Malgré les thèmes abordés, ce livre ne fait pas dans les bons sentiments. Le soldat allemand n’est pas transformé en gentil héros. Il conserve ses convictions. On ne s’attarde de toute façon pas sur lui, mais uniquement sur la relation amoureuse. Il n’y a pas non plus de bons ou de méchants. Il y a des gens qui vivent dans la peur, dans l’angoisse du lendemain et de l’inconnu. La plume de Navie retranscrit parfaitement ces sentiments. Chaque intrigue nous tient en haleine. L’écriture est sensible, sans tomber dans le pathos, romantique sans tomber dans le mièvre. Le scénario est bien construit. Seul bémol, on aimerait s’attarder plus sur chacun des personnages, mais il s’agit d’une intrigue « chorale », ce qui oblige à effleurer parfois certains sujets.

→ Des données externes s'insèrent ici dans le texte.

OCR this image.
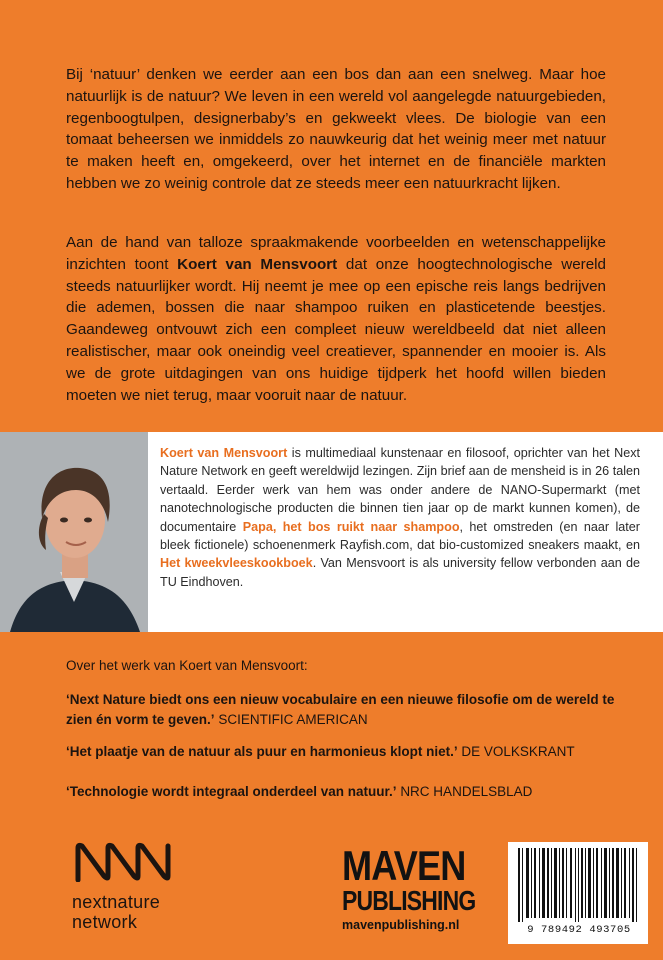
Bij ‘natuur’ denken we eerder aan een bos dan aan een snelweg. Maar hoe natuurlijk is de natuur? We leven in een wereld vol aangelegde natuurgebieden, regenboogtulpen, designerbaby’s en gekweekt vlees. De biologie van een tomaat beheersen we inmiddels zo nauwkeurig dat het weinig meer met natuur te maken heeft en, omgekeerd, over het internet en de financiële markten hebben we zo weinig controle dat ze steeds meer een natuurkracht lijken.

Aan de hand van talloze spraakmakende voorbeelden en wetenschappelijke inzichten toont Koert van Mensvoort dat onze hoogtechnologische wereld steeds natuurlijker wordt. Hij neemt je mee op een epische reis langs bedrijven die ademen, bossen die naar shampoo ruiken en plasticetende beestjes. Gaandeweg ontvouwt zich een compleet nieuw wereldbeeld dat niet alleen realistischer, maar ook oneindig veel creatiever, spannender en mooier is. Als we de grote uitdagingen van ons huidige tijdperk het hoofd willen bieden moeten we niet terug, maar vooruit naar de natuur.

Koert van Mensvoort is multimediaal kunstenaar en filosoof, oprichter van het Next Nature Network en geeft wereldwijd lezingen. Zijn brief aan de mensheid is in 26 talen vertaald. Eerder werk van hem was onder andere de NANO-Supermarkt (met nanotechnologische producten die binnen tien jaar op de markt kunnen komen), de documentaire Papa, het bos ruikt naar shampoo, het omstreden (en naar later bleek fictionele) schoenenmerk Rayfish.com, dat bio-customized sneakers maakt, en Het kweekvleeskookboek. Van Mensvoort is als university fellow verbonden aan de TU Eindhoven.

Over het werk van Koert van Mensvoort:

‘Next Nature biedt ons een nieuw vocabulaire en een nieuwe filosofie om de wereld te zien én vorm te geven.’ SCIENTIFIC AMERICAN

‘Het plaatje van de natuur als puur en harmonieus klopt niet.’ DE VOLKSKRANT

‘Technologie wordt integraal onderdeel van natuur.’ NRC HANDELSBLAD

nextnature
network
MAVEN
PUBLISHING
mavenpublishing.nl	9 789492 493705
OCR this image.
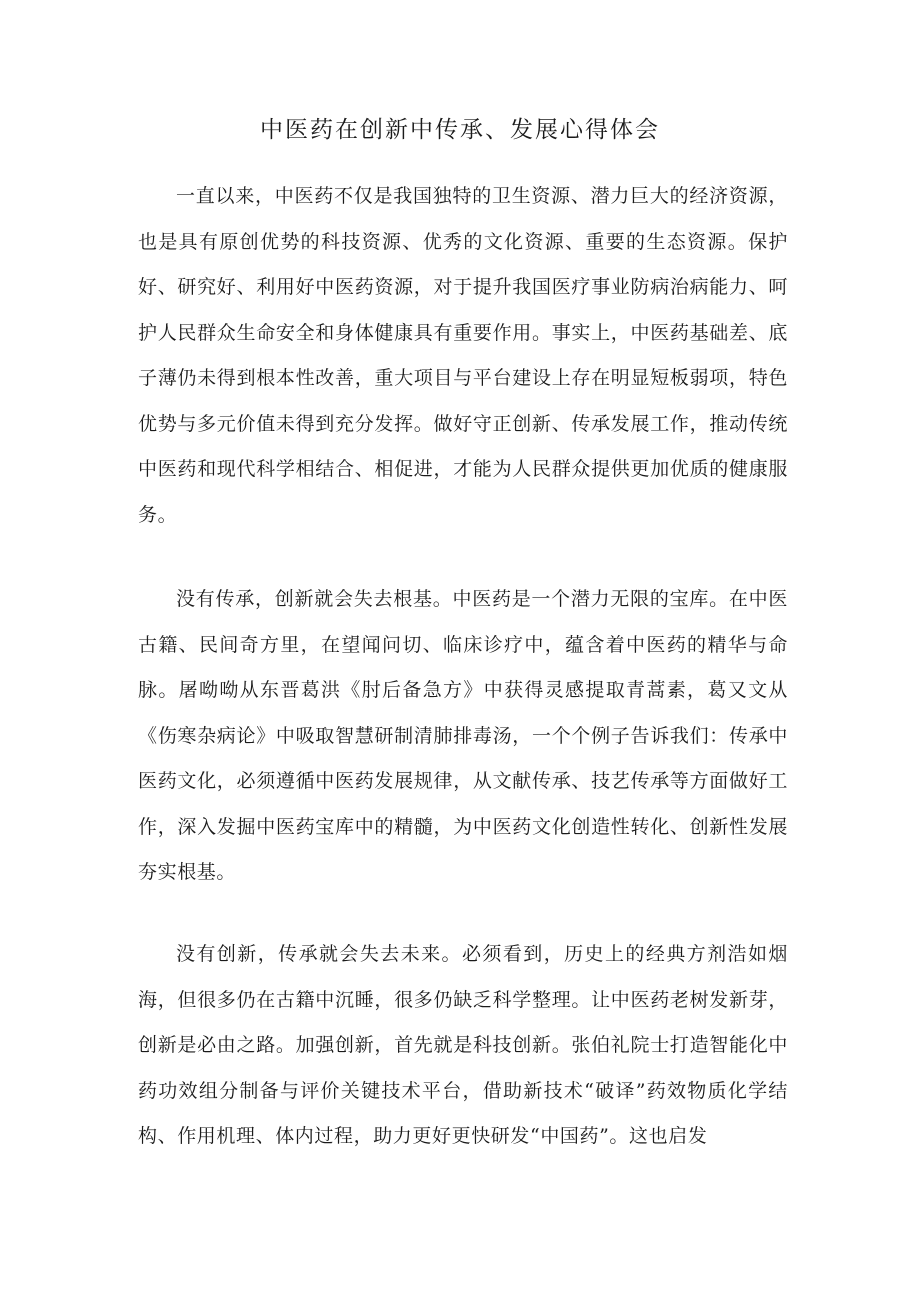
中医药在创新中传承、发展心得体会

一直以来，中医药不仅是我国独特的卫生资源、潜力巨大的经济资源，也是具有原创优势的科技资源、优秀的文化资源、重要的生态资源。保护好、研究好、利用好中医药资源，对于提升我国医疗事业防病治病能力、呵护人民群众生命安全和身体健康具有重要作用。事实上，中医药基础差、底子薄仍未得到根本性改善，重大项目与平台建设上存在明显短板弱项，特色优势与多元价值未得到充分发挥。做好守正创新、传承发展工作，推动传统中医药和现代科学相结合、相促进，才能为人民群众提供更加优质的健康服务。

没有传承，创新就会失去根基。中医药是一个潜力无限的宝库。在中医古籍、民间奇方里，在望闻问切、临床诊疗中，蕴含着中医药的精华与命脉。屠呦呦从东晋葛洪《肘后备急方》中获得灵感提取青蒿素，葛又文从《伤寒杂病论》中吸取智慧研制清肺排毒汤，一个个例子告诉我们：传承中医药文化，必须遵循中医药发展规律，从文献传承、技艺传承等方面做好工作，深入发掘中医药宝库中的精髓，为中医药文化创造性转化、创新性发展夯实根基。

没有创新，传承就会失去未来。必须看到，历史上的经典方剂浩如烟海，但很多仍在古籍中沉睡，很多仍缺乏科学整理。让中医药老树发新芽，创新是必由之路。加强创新，首先就是科技创新。张伯礼院士打造智能化中药功效组分制备与评价关键技术平台，借助新技术“破译”药效物质化学结构、作用机理、体内过程，助力更好更快研发“中国药”。这也启发
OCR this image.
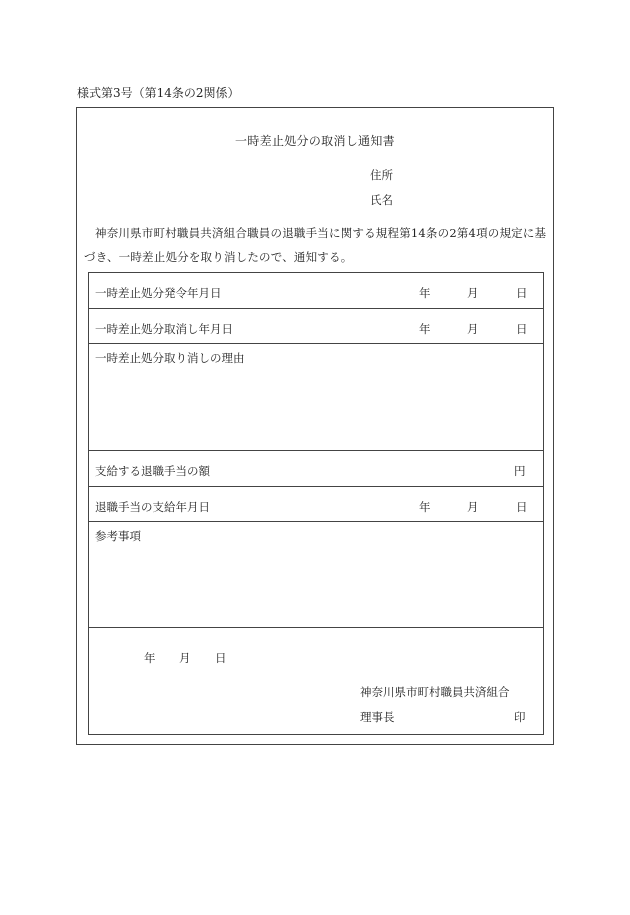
様式第3号（第14条の2関係）
一時差止処分の取消し通知書
住所
氏名
神奈川県市町村職員共済組合職員の退職手当に関する規程第14条の2第4項の規定に基
づき、一時差止処分を取り消したので、通知する。
一時差止処分発令年月日	年	月	日
一時差止処分取消し年月日	年	月	日
一時差止処分取り消しの理由
支給する退職手当の額	円
退職手当の支給年月日	年	月	日
参考事項
年 月 日
神奈川県市町村職員共済組合
理事長	印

Carole Maurel propose un univers très riche. Les couleurs nous renvoient dans l’époque de l’intrigue. Le trait délicat sait se faire fort quand les émotions l’imposent. L’illustratrice sort régulièrement du cadre pour des planches saisissantes de beauté et de sensibilité (notamment la rencontre entre Rose et le soldat).

On ne sort pas indemne de cette lecture. Même si l’on connaît la fin avant de la lire, on est malgré tout saisi par l’émotion.